薄文泽(2002)认为海南文昌话亲属称谓系统体现出来的语义关系恰好是汉
语和临高语有关语义特征——“叠加”——相互影响的结果。
马清华(2003)认为“附加成分叠加”是子句内部多次使用功能相同、相关或相反的附加范畴(情态、指称)标记,以作用于同一意义焦点的现象。在此定义之下,马清华集中探讨了强程度标记叠加的基本类型和叠加规则,并在此分析之上发现叠加是一种弱势的有限扩展规则。至于是否采用叠加方式,一直是在经济性、准确性、有效性和句法可行性之间权衡作出的。
聂功斌(2003)认为“叠加”是一种被忽略的修辞格,该修辞格就是说话者为加强语言表达的程度,在一个意义上加强与之方向相同的意义以浮现更大的意义强度。这种修辞手法的运用使我们的语言更加多彩丰富。比如“盲人骑瞎马,夜半临深池”,“盲人、瞎马、夜半、深池”四层意义叠加在一起使所要表达的意义更加突出,极言情境之危险。

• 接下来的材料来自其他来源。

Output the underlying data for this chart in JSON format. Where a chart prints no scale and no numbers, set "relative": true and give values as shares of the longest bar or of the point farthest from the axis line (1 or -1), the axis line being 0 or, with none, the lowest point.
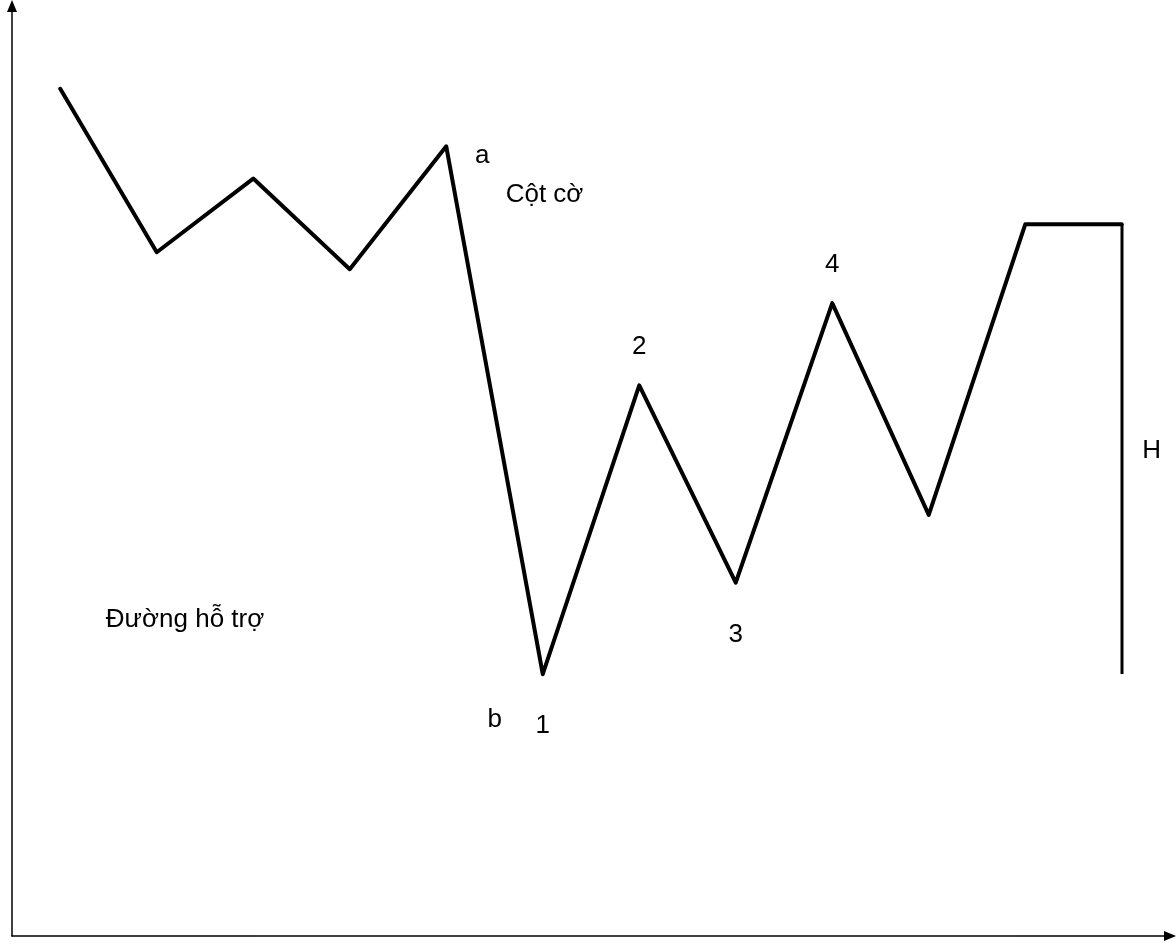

刘志生(2005)从近代汉语词汇学角度研究了“叠加式词语模”,该词语模是这样一种固定模式:从结构上看,整个模式由前后两部分相叠构成,前件和后件也各由两部分组成,一是不变的固定词部分A,一是可变的变项部分X或Y;从音节上看,它们都呈四音节形式,由前后两个双音模块叠加而成,构成“2+2”模式,比如“XA+YA”形式和“AX+AY”形式。
于峻嵘(2006)从训诂学角度探讨了表示“遍指”的“名词叠加”,比如“人人”及相关的“日日”的意义结构问题,提出名词只在数量的有限程度上具有可叠加性,而名词叠加构式也承载了“全指表达”的意义。
王淼(2007)分析了汉语中两种常见的动词“叠加”格式“一边VP1一边VP2”和“又VP1又VP2”两者在语义关系、语义特征、格式义三方面的明显区别。
石锓(2007)从汉语史角度梳理了汉语形容词“AABB”形式从叠加式到重叠式的历时演变。石锓认为“叠加”是一种形成句法结构的句法操作手段,其前后两部分是句法上的并列关系。唐宋时,重叠式“AABB”在叠加式“AABB”的基础上演变而成,其机制是重新分析与类推。
朱其智(2007)从二语习得的偏误类型——杂糅(又叫结构纠缠、结构混乱)分析入手,指出“叠加”是两种结构简单相加所造成的偏误类型,其中包括词语叠加(比如“一个栋旧公寓大楼”)和句法结构叠加(比如“这个也是为什么我要来到中国留学的原因”)。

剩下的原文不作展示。